M & D: singling up those lines
    Mark Kohut 
    mark.kohut at gmail.com
       
    Sun May  3 17:04:47 CDT 2015
    
    
  
In another review of Mason & Dixon, John Fowles sez it is another masterpiece from him and then sez the national mantle of great fiction, from Conrad, Lawrence, etc. Moved to the U.S. Now with pynchon 
Sent from my iPad
> On May 3, 2015, at 10:01 AM, Mark Kohut <mark.kohut at gmail.com> wrote:
> 
> I've learned, forgive if old news, that Mason & Dixon actually ran
> five (5) lines during their work in the US.
> ....the three shortest were 14, 3 1/2, and 1 1/2 miles.
> Other two we know....
> 
> I've also learned that in December 1767 and January 1768, the temperatures
> hit --20 and --22 on two recorded nights...
> TRP has almost nothing on their physical hardships, amirght?
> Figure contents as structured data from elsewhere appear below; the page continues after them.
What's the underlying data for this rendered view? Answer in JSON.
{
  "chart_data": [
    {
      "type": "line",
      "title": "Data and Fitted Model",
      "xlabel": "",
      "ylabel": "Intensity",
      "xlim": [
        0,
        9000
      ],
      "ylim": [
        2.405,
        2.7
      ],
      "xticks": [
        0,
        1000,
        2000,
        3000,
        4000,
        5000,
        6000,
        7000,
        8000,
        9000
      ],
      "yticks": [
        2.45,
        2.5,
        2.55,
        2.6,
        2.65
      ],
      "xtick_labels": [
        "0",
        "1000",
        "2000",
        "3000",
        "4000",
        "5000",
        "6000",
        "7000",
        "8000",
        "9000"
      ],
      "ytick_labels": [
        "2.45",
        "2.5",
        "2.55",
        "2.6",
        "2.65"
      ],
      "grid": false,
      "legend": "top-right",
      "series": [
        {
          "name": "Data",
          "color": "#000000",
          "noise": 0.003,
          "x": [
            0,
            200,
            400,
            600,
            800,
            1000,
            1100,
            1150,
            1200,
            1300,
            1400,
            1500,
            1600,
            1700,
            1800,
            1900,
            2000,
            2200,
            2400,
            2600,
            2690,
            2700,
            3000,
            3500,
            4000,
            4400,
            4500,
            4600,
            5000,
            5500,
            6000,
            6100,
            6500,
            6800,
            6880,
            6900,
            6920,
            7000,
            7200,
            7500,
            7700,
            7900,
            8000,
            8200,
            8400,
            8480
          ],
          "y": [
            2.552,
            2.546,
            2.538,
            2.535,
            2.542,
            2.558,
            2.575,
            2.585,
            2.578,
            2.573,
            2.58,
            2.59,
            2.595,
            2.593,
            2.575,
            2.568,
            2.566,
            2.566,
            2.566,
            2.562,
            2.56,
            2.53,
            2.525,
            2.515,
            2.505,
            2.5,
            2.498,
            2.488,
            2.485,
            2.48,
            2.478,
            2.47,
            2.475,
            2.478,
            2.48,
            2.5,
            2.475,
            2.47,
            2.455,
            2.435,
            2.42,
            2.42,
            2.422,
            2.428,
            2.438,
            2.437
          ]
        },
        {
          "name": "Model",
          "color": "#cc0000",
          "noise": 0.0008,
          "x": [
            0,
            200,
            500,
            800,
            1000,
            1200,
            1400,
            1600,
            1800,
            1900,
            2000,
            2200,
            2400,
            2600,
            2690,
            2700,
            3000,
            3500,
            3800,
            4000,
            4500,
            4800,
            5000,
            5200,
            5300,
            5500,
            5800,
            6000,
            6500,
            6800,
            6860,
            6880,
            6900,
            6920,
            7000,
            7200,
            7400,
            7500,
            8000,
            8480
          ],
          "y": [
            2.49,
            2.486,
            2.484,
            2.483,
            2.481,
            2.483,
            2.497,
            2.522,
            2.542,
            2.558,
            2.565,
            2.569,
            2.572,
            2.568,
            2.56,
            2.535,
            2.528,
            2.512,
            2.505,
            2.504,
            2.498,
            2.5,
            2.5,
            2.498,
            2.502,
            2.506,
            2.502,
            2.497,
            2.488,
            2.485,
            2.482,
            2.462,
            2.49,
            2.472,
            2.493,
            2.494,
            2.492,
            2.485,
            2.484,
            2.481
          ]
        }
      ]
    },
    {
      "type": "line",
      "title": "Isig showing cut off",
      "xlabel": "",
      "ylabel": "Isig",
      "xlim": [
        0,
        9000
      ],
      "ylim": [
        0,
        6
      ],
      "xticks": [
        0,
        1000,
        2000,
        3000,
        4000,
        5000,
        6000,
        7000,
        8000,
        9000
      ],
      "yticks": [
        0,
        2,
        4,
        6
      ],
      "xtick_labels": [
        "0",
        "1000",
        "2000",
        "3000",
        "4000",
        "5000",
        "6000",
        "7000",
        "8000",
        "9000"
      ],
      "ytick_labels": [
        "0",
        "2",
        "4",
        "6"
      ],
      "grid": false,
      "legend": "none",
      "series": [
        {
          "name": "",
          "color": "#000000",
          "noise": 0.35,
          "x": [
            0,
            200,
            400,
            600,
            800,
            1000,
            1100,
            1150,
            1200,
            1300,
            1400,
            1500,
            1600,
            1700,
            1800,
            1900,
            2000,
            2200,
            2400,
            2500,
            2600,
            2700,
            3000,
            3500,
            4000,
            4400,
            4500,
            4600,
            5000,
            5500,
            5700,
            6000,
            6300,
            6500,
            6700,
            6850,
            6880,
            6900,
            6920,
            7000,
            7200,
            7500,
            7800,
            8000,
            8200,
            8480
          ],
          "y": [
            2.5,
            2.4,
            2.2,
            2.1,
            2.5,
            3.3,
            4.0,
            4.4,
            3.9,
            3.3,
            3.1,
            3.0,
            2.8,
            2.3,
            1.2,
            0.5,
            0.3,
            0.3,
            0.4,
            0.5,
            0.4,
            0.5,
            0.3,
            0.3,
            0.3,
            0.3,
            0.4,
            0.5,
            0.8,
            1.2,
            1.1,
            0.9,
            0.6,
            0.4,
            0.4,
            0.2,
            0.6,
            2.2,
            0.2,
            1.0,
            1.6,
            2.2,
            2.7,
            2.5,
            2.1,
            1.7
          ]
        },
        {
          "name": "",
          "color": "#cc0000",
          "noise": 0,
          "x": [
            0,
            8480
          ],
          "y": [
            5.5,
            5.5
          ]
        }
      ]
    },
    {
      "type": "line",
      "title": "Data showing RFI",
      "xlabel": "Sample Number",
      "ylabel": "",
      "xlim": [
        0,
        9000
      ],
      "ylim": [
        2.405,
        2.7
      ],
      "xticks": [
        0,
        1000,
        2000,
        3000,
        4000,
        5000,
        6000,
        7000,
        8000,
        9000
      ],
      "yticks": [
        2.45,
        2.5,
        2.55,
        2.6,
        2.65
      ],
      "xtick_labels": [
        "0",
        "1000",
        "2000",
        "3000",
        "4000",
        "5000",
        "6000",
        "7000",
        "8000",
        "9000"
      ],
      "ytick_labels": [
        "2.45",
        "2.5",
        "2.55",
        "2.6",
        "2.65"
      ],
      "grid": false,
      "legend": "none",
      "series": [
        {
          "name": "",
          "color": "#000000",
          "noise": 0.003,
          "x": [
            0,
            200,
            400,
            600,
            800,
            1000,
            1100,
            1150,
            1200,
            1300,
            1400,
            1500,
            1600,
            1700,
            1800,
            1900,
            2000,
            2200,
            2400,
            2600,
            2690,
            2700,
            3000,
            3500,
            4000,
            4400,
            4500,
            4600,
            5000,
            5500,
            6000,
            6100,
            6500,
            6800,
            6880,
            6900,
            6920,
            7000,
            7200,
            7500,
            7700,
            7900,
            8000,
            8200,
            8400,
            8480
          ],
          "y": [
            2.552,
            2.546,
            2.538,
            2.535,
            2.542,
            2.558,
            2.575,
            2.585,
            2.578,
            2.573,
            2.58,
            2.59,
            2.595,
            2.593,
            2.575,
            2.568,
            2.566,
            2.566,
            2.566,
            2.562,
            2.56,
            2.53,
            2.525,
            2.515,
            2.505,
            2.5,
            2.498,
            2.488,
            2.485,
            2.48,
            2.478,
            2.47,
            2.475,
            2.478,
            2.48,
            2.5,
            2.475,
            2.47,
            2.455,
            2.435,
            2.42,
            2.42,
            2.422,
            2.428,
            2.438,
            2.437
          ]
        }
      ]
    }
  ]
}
Any thoughts on?
> 
> In his NR review, ye olde ( but younger) James Wood sez: TRP is the
> most allegorical
> American novelist since Herman Melville, which sure sounds like the highest
> praise to me but he goes on to say his allegorizing is "tyrannical".......
> 
> which lead me to remember how, in trying to puzzle out the associative
> allegories
> in his work--specifically AGAINST THE DAY, this List reemphased strongly that
> 'poised' ,almost-agnostic ultimate meaningless; that 'ambiguity' of
> Empson's extended
> to his poetic prose wherein we learn--as Wood seemingly never wants to
> (how could he reread with all the new books he must run to keep up
> with?)---how 'open-ended' perhaps as VISION
> is so much of his 'stuff'....
> 
> it seems to me that allegorical meanings qua meanings are 'tyrannical'
> in that they HAVE
> those meanings BUT TRP's codedness in the text adds layers of richness
> (as we've repeated)
> without closure of a pedantic kind.